NHL announces season on 'pause'
Uploaded by: Martin Arnold
March 12, 2020, 1:31 PM
So utterly unprecedented are the times we find ourselves in, so beyond the reality most of us could have comprehended mere days ago, that when it came time for the NHL to suspend its season it was no surprise at all.
In fact, it seemed like the only reasonable path forward with the spread of coronavirus pandemic already observed in parts of Europe and Asia now taking hold in North America.
Thursday’s announcement from the NHL came about 16 hours after the NBA suspended its own season. It came after the cancellation of playoffs in seven European hockey leagues, and world championships in women’s hockey and figure skating, and the prestigious Indian Wells tennis tournament, among several other events that see a large number of people gather to be entertained.
Somewhere in the midst of that avalanche of bad news it became painfully clear the NHL would be left with no choice but to take its own hiatus less than four weeks from the start of the Stanley Cup Playoffs.
This is bigger than any sporting concern, or any business, and where we go from here is unclear.
There is still some hope — faint as it may be — that some portion of the season or playoffs can be salvaged even if it means playing games into July. That’s the best-case scenario now and it will be entirely dependent on the spread of COVID-19.
Even if that happens, there will be a negative impact on everything from the amount of escrow paid by players to the salary cap the league operates under next season, but neither of those things trump public safety in the face of a global pandemic.
The day where the sports world fell quiet began with many NHL players reporting to the rink for their usual game-day routines before quickly being sent home.
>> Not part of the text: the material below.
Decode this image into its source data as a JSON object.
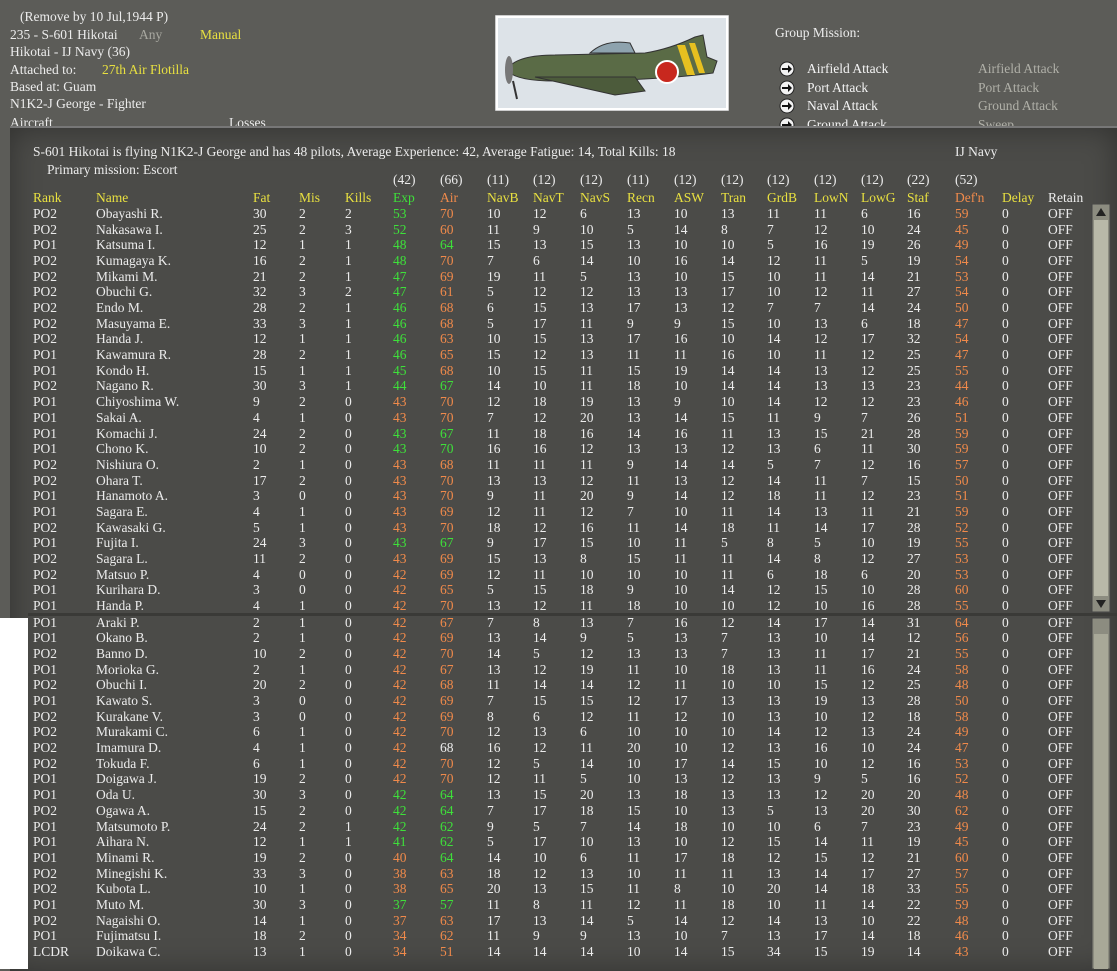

That included members of the Toronto Maple Leafs, some of whom told security personnel “see you in a couple
weeks” on their way out of Scotiabank Arena.
At least one road team began making travel plans home in the afternoon before its Thursday evening game was even officially cancelled.
The league was stopped with 1,082 of 1,271 regular-season games in the books — slightly more than 85 per cent of the schedule.
Boston sat on top of the standings, Leon Draisaitl at the top of the scoring chart and four Canadian-based teams officially held playoff positions for a campaign that may never be completed.
The only time that’s happened was 1918-19, when the Stanley Cup between Montreal and Seattle was cancelled after five games because of a Spanish flu breakout.
There aren’t yet any confirmed coronavirus cases among NHL players or team staff — unlike in the NBA, where Rudy Gobert and Donovan Mitchell of the Utah Jazz have each turned up positive tests — but some are likely to emerge given the overlap between the two leagues
and the spread of the virus across the general population.
That’s ultimately why the league decided it needed to shut down immediately.
Even the potential of playing in front of empty arenas — just as Pittsburgh and Columbus were initially scheduled to do Thursday — didn’t amount to a strong enough safeguard.
Everyone’s health is at risk and some things are more important than hockey.